Aviation Ideas and Discussion!

Misinformation is Human! (in Flying Too!)

Among all the great lessons of the last few weeks, one should be abundantly clear; we humans eagerly embrace and hold passionately to half-truths and misinformation, and we love to be “right.” And as a species, we tend toward self-surety and obstinate, over-confidence – the dreaded “know it all!” This is a genetic, evolutionary adaptation that makes us fast to react and adapt – but humans are consequently weak on self-doubt, nuance, and verification. This tendency to act assertively on partial information and heuristics has allowed us as a species to conquer the globe, adapting and living from the arctic to the equator. But we have seen this tendency in politics, fueled by social media, can also make us all passionate enemies and cause great harm.

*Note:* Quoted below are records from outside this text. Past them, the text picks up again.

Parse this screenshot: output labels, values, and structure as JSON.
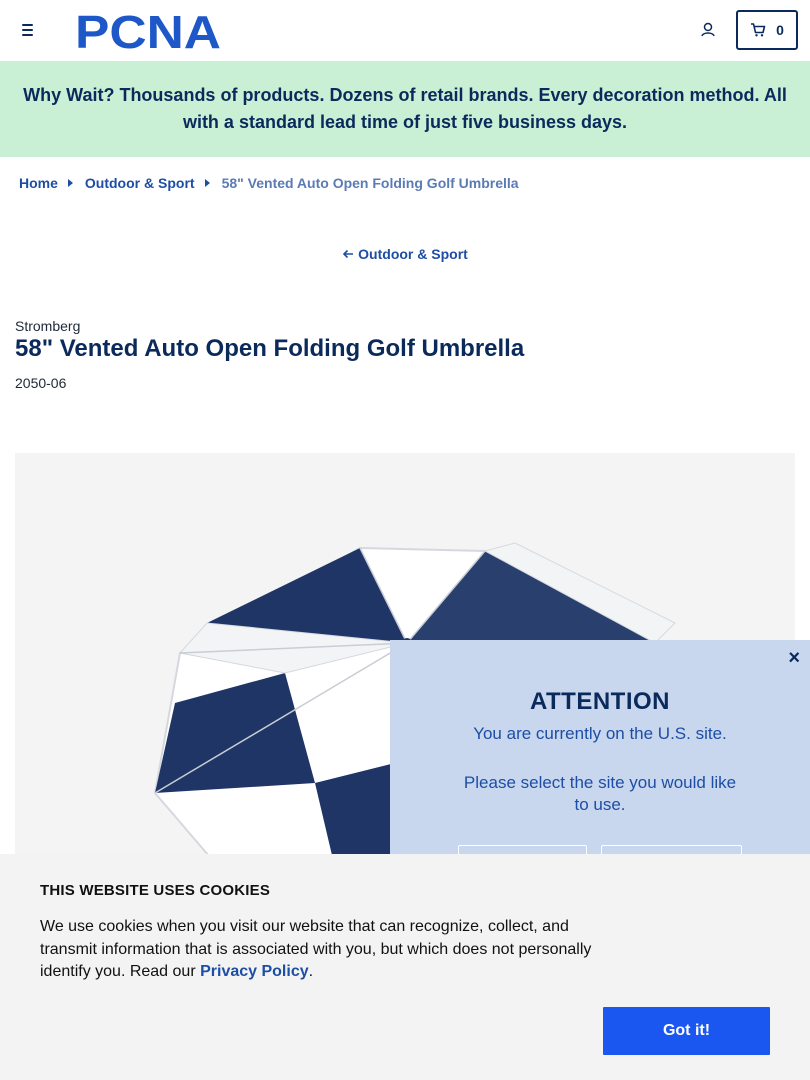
{
  "header": {
    "logo_text": "PCNA",
    "cart_count": "0"
  },
  "promo": {
    "text": "Why Wait? Thousands of products. Dozens of retail brands. Every decoration method. All with a standard lead time of just five business days."
  },
  "breadcrumb": {
    "items": [
      "Home",
      "Outdoor & Sport",
      "58\" Vented Auto Open Folding Golf Umbrella"
    ]
  },
  "back_link": "Outdoor & Sport",
  "product": {
    "brand": "Stromberg",
    "title": "58\" Vented Auto Open Folding Golf Umbrella",
    "sku": "2050-06",
    "colors": {
      "navy": "#1e3566",
      "white": "#ffffff"
    }
  },
  "attention_modal": {
    "close": "×",
    "heading": "ATTENTION",
    "line1": "You are currently on the U.S. site.",
    "line2": "Please select the site you would like to use."
  },
  "cookie_banner": {
    "heading": "THIS WEBSITE USES COOKIES",
    "body": "We use cookies when you visit our website that can recognize, collect, and transmit information that is associated with you, but which does not personally identify you. Read our ",
    "link": "Privacy Policy",
    "tail": ".",
    "button": "Got it!"
  },
  "colors": {
    "brand_navy": "#0b2a5c",
    "link_blue": "#1d4ea5",
    "promo_bg": "#c9efd5",
    "modal_bg": "#c8d6ee",
    "cookie_button": "#1a56f0"
  }
}
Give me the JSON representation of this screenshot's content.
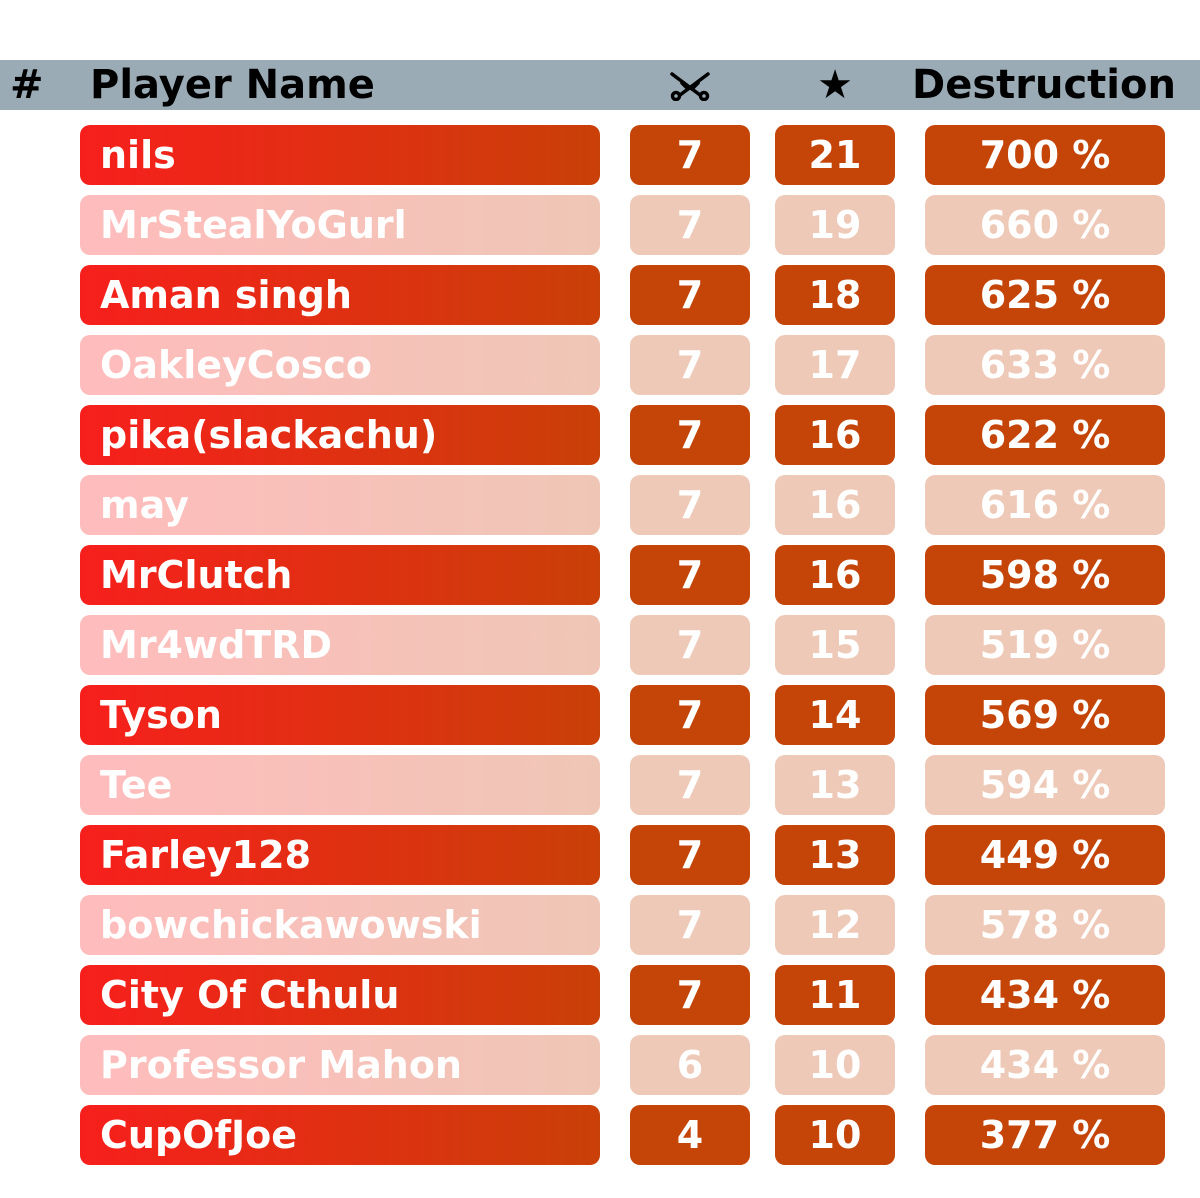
{
  "header": {
    "rank_label": "#",
    "name_label": "Player Name",
    "attacks_icon": "crossed-swords-icon",
    "stars_icon": "star-icon",
    "stars_glyph": "★",
    "destruction_label": "Destruction"
  },
  "colors": {
    "header_bg": "#9aabb5",
    "dark_name_start": "#f71f1c",
    "dark_name_end": "#c94008",
    "dark_cell": "#c54407",
    "light_name_start": "#ffbcbc",
    "light_name_end": "#efc6b6",
    "light_cell": "#efc9b8"
  },
  "rows": [
    {
      "name": "nils",
      "attacks": "7",
      "stars": "21",
      "destruction": "700 %"
    },
    {
      "name": "MrStealYoGurl",
      "attacks": "7",
      "stars": "19",
      "destruction": "660 %"
    },
    {
      "name": "Aman singh",
      "attacks": "7",
      "stars": "18",
      "destruction": "625 %"
    },
    {
      "name": "OakleyCosco",
      "attacks": "7",
      "stars": "17",
      "destruction": "633 %"
    },
    {
      "name": "pika(slackachu)",
      "attacks": "7",
      "stars": "16",
      "destruction": "622 %"
    },
    {
      "name": "may",
      "attacks": "7",
      "stars": "16",
      "destruction": "616 %"
    },
    {
      "name": "MrClutch",
      "attacks": "7",
      "stars": "16",
      "destruction": "598 %"
    },
    {
      "name": "Mr4wdTRD",
      "attacks": "7",
      "stars": "15",
      "destruction": "519 %"
    },
    {
      "name": "Tyson",
      "attacks": "7",
      "stars": "14",
      "destruction": "569 %"
    },
    {
      "name": "Tee",
      "attacks": "7",
      "stars": "13",
      "destruction": "594 %"
    },
    {
      "name": "Farley128",
      "attacks": "7",
      "stars": "13",
      "destruction": "449 %"
    },
    {
      "name": "bowchickawowski",
      "attacks": "7",
      "stars": "12",
      "destruction": "578 %"
    },
    {
      "name": "City Of Cthulu",
      "attacks": "7",
      "stars": "11",
      "destruction": "434 %"
    },
    {
      "name": "Professor Mahon",
      "attacks": "6",
      "stars": "10",
      "destruction": "434 %"
    },
    {
      "name": "CupOfJoe",
      "attacks": "4",
      "stars": "10",
      "destruction": "377 %"
    }
  ]
}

Unfortunately, in flying if we do not curb half-truths and haste and carefully verify our information, it can make us dead (Darwin award?) Hope and intuition do not work well with the aerodynamic of control, this game requires science. Gravity works all day, all night, all year long.

Misinformation (and associated mishandling of the controls) is a leading cause of Loss of Control-Inflight. It is essential for pilots and educators to foster and retain a flexible, self-questioning attitude. We must always be ready to check and refine our closely held theories and techniques, continually improving and learning. Misinformation can come from the “internet buffet of YouTube misinformation” but many errors and misconceptions are even deeper than that – built into our human operating system – 200K years of walking not flying.

It ain’t what you don’t know that gets you into trouble. It’s what you know for sure that just ain’t so. – Mark Twain

As educators, it is our critical professional responsibility to study, verify and transmit only true facts regarding aerodynamics and control. We must dig deep into our learner’s understanding (questions/discussion/performance) and root out deeply embedded misinformation; we all drive cars and have embedded two-dimensional habits.  Our human “naive rendition” of what makes planes fly and turn IS WRONG! Daily driving habits need to be identified and isolated from our flying skills. Safe flying requires different skills and continuous educationnot intuition.

Many SAFE presenters have repeatedly reported from public presentations seeing the pervasive misunderstanding of turning flight among pilots and even CFIs. Usually, of attendees polled, >70% believe the rudder or ailerons create and sustain a turn. And like all humans, they are passionately committed to their misinformation. I was tracking a FaceBook post on this subject, where the poster was very gently trying to convince misguided pilots and CFIs that the elevator really controls the turn. Many pilots have never transitioned fully from the 2-dimensional world of driving and misunderstand the basic turn; the aileron application supplies the desired bank angle and rudder cancels the yaw the elevator is supplying the force that creates the turn.

A great tool to illustrate the forces in a turn is the Bold Method CFI java tool you can load and run on your tablet. This simple demonstration should precede the first introduction to turning flight (or we are reinforcing an error!) Rich Stowell’s excellent presentation on “Learn To Turn” is FREE in the SAFE public resource center and covers this topic thoroughly.

Educators have to irradicate misinformation and help a new learner grasp the true forces at work in flight if we are to make safer pilots. Regarding long-time pilots laboring under misconceptions, good luck with changing those entrenched minds, we all know that is harder than building skyscrapers in our current climate of  “I’m right/your wrong (and stupid)” Fly safe out there (and I recommend some self-doubt and humility in everything!) Have fun.